Глава 6.
1900 год, Ростов, Усть-Медведицкая
Нюрка, раба Божия Анна, дочь Кирсанова, росла в родительской любви и заботе, однако ко всякому делу по хозяйству тягу имела сызмальства. Потому что знала — придёт время, когда ей нужно будет дом на себе везти, покуда муж на службе будет. Ей детей растить и воспитывать, ей казачьи устои да порядки хранить, на ней семья держаться будет. Всё примеривалась — сможет ли, под силу ли ей, и где видела промашку свою, там старалась, исправлялась, училась снова и снова.
От матери брала умения, от отца взгляды на жизнь впитывала. И когда говорил Кирсан, что книги только вред людям приносят, верила ему. Начитается, мол, дамочка романов любовных, а потом в душе у неё один лишь блуд и разврат. Любить — это ведь не в постелях валяться да вздыхать. Это значит почитать человека, заботиться о нём, верность ему хранить. О ком же казачке заботиться, как не о муже законном?
А мужа родители выбирают — им виднее. Выбрал батяшка Ваську Карпухова — так тому и быть. Приглядывалась Нюрка к своей будущей семье — и свекровка будет не злая, и свёкор хороший. Не станут они обижать невестку, не обижают же Федькину жену. А уж дочку кума и товарища боевого подавно. Да и за что обижать-то её, Нюрку? У неё всякое дело в руках спорится, хорошая будет помощница по дому.
Вот только с Василием не ладилось у неё никак. Сторонился её Васятка, вроде как бежал от неё. В глазах ни тепла, ни ласки не было. Разве так Кирсан смотрел на жену свою? Нет, по всякому, конечно, случалось, но частенько замечала девка многозначительные родительские переглядки. А у Василия глаза — будто лезвия сабельные — холодные, острые. Полоснёт по Нюрке парень взглядом и отворачивается, будто вовсе ему противно на неё смотреть.
Билась Нюрка и так и эдак, старалась перед ним себя в лучшем свете показать, да только толку никакого. Был Васятка для неё как закрытый ларчик, и ключей не подобрать. Загадка.
Не выдержала как-то раз Нюрка, погорилась сестре своей старшей Катерине. Так, мол, и так — что же это за жизнь семейная будет?
- Ты, Нюра, не сочти, за ради, за обиду… Только шибко уж бойкая ты, а казаки такого не любять… - взялась поучать Катерина. Знала, что говорила, сама уже супружника своего на строевую отправила, в мужнем доме обиталась, свёкру со свекрухой угождала.
- Как это? - не поняла Нюрка.
- Верховодить казак должон, а не жёнка. Вот погляди на маманю нашу — разве говорить она что-нибудь поперёд бати? Нет, ждёть, что ён решить. А там уж видно, соглашаться ей али нет. А ежели не по ндраву ей что, найдёть она, как ему сказать, чтобы ему в обиду не было. А ведь у ней карахтер сама знаешь какой! Боевой!
- Знаю… - горько стало Нюрке, совсем никчёмной себя почувствовала.
- Вот и смиряй себя, похитрее будь. Тебе же легче станет. Нууу, чего посмурнела! - засмеялась Катерина. - Ты же у нас вон какая красота, с тебя картины писать. Погоди, влюбится ён в тебя по самые уши, души чаять не будеть!

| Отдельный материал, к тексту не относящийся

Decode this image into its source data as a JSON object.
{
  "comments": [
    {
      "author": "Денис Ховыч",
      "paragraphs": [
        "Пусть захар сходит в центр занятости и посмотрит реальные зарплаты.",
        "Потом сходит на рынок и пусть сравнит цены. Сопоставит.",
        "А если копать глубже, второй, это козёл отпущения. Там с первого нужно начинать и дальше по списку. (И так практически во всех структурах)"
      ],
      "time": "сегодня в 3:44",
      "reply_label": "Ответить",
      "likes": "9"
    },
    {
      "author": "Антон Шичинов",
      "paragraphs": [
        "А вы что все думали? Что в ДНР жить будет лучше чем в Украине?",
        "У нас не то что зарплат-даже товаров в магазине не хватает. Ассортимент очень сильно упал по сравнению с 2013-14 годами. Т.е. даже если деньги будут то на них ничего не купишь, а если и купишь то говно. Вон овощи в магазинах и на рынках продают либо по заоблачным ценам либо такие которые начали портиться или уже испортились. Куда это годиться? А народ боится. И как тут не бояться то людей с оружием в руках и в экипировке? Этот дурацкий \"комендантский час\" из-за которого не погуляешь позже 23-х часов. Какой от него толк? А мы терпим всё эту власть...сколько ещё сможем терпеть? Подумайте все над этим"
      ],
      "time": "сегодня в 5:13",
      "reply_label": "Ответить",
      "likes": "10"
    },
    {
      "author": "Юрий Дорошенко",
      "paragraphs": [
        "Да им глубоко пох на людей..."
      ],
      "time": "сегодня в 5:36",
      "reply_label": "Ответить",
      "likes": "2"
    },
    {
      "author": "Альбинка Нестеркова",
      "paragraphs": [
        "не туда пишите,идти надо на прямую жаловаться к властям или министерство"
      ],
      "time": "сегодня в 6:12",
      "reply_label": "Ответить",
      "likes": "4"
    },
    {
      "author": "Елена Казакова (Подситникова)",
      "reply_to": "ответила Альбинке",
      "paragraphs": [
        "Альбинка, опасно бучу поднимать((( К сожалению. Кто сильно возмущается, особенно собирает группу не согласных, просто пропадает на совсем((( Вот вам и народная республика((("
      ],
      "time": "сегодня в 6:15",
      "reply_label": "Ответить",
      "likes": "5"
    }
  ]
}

Научилась Нюрка сдерживать себя. К родителям присматриваться стала внимательнее. Как будто бы с Васькой полегше стало, перестал волком на неё глядеть.
Потом встрел Василий в переплёт с машиной этой страшной, в которой дамочка Петербургская сидела. И жалко было Нюрке Ваську, и досадно, и радостно — вон какой он, не сумел мимо проехать, спас людей. А тут услыхала она, как Стёпка смеялся товарищам — у Васьки, мол, давняя любовь к этой Эмме, с тех пор как он её голой на Дону увидал. И так больно стало Нюрке, такая обида в груди жгла, что хоть волком вой. Выходит, вот кто сердцем его завладел, вот почему он себя не пожалел! А она? Как же она-то, невеста его суженая? Отчего она ему будто чужая? Отчего даже не заметил он, что не пришла она на тот майский смотр молодых казаков?
И опять Катерина утешала:
- Да брось ты, это же казаки! Дуркуить Стёпка, говорить что в голову взбредёть! Какая там ишшо любовь!
- Да ведь себя не пожалел! - икала от рыданий Нюрка.
- Да разве же он знал, что так выйдеть? Думал, как коня останОвить, ан машина норовистее коня оказалась.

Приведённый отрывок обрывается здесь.